The momentum carried into her final three games, and she finished with a nine-game scratch total of 1,576. She received 63 pins of handicap per game and topped the field with 2,143.
“I’m so excited,” Swartz said after winning the tournament. “How do you explain winning first place at a national tournament? It’s absolutely wonderful. I really felt good today and worked really hard.”
The 2014 Senior Championships is a national event for bowlers who qualify through their respective state senior tournaments.
This year’s event in Reno featured more than 400 bowlers from across the country and Canada. The tournament featured two divisions — Open and Women’s — with six age classifications.
Bowlers competed for a share of a prize fund that totaled more than $40,000.

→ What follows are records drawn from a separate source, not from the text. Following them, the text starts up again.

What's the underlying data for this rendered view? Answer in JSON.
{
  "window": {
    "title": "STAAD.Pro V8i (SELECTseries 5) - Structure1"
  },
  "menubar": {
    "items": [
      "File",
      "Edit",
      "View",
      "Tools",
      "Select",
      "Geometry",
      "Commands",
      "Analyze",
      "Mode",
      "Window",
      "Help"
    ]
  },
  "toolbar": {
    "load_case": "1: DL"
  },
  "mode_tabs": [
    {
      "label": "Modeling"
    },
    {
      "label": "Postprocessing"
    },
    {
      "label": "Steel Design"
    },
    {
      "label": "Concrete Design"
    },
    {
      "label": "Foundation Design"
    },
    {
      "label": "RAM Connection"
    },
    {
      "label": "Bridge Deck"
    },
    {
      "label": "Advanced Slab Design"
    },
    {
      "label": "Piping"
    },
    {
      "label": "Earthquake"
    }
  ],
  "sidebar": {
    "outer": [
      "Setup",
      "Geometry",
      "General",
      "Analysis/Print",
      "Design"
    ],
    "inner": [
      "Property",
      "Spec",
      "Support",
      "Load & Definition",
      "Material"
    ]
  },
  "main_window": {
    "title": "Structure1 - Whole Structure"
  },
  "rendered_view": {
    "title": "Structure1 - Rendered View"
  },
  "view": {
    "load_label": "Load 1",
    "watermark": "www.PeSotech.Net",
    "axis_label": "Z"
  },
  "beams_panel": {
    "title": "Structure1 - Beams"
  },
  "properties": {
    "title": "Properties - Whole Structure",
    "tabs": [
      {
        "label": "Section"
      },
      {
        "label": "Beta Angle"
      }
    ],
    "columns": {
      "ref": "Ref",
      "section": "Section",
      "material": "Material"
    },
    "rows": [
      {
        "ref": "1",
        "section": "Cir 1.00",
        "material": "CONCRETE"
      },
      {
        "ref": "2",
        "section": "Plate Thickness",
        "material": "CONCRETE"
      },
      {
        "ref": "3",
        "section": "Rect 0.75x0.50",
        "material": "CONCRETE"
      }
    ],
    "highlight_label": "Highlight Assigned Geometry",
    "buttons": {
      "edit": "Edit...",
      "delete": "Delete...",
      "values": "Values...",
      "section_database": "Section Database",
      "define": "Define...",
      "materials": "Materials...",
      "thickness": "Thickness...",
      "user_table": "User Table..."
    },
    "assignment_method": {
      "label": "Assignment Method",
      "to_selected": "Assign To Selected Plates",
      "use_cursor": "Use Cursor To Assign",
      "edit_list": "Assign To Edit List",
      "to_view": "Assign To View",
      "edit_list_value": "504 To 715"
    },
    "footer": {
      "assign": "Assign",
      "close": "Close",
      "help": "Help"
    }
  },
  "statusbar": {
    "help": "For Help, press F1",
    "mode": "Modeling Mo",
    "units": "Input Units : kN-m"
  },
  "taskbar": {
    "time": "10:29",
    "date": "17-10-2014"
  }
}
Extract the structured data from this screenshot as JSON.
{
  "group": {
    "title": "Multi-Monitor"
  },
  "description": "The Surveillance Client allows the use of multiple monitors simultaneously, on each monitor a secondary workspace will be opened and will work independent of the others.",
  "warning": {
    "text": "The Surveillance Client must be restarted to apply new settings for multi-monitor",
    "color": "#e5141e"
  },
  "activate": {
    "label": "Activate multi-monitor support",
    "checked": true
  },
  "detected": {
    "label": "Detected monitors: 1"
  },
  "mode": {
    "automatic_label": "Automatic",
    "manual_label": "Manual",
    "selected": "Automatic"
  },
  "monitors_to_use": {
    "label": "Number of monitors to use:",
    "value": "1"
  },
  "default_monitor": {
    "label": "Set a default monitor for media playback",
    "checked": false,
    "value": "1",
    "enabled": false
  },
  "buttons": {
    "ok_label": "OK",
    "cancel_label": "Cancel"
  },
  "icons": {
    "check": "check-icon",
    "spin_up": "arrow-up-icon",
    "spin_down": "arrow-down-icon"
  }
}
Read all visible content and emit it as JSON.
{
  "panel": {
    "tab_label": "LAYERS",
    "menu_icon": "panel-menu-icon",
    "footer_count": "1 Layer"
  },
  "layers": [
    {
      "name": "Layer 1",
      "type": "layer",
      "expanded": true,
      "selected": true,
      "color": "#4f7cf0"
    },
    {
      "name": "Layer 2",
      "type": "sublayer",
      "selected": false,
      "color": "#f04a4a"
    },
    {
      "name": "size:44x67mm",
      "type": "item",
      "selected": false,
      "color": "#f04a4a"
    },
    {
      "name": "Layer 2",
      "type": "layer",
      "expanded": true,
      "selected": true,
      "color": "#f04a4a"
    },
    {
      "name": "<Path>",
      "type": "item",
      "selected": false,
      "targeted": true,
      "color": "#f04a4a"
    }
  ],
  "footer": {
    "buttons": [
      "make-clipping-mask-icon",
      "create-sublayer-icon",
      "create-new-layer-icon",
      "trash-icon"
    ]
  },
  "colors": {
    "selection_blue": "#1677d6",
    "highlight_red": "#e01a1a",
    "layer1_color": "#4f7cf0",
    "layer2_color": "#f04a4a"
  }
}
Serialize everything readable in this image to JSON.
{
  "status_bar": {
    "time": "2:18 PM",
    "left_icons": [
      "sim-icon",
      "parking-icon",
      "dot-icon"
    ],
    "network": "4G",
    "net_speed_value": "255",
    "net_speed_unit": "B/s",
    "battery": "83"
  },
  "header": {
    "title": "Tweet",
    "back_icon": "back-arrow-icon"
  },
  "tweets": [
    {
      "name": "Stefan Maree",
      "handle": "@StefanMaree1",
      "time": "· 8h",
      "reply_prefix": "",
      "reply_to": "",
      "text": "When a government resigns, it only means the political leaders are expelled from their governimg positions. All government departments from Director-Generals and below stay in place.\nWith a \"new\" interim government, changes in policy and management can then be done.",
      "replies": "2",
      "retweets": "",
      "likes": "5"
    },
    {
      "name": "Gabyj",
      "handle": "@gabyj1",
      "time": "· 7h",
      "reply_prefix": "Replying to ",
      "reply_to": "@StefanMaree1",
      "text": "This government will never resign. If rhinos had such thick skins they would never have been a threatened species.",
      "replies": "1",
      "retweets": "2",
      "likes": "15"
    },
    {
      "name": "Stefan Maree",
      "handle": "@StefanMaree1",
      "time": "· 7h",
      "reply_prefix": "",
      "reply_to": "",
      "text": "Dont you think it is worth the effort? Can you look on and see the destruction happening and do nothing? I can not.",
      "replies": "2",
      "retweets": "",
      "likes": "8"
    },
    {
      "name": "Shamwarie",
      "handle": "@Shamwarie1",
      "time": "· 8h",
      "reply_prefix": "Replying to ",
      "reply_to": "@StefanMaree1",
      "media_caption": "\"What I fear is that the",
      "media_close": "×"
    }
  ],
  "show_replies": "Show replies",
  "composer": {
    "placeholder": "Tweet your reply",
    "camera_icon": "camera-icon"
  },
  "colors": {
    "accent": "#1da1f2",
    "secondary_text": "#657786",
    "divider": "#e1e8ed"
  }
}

Swartz said she went to Reno with the idea of competing well.
“You always want to win but the chances are slim,” she said. “Some days are good; some aren’t. Some days the ball just doesn’t listen to you.”
At the urging of a friend, Swartz began bowling in 1976. She bowls once a week at Red Ray Lanes, in the Hi-Lo League.
A national title wasn’t on her mind when she began bowling.
But she came home from Reno last week with a crystal bowling pin.
“A national title isn’t something you get every day,” she said.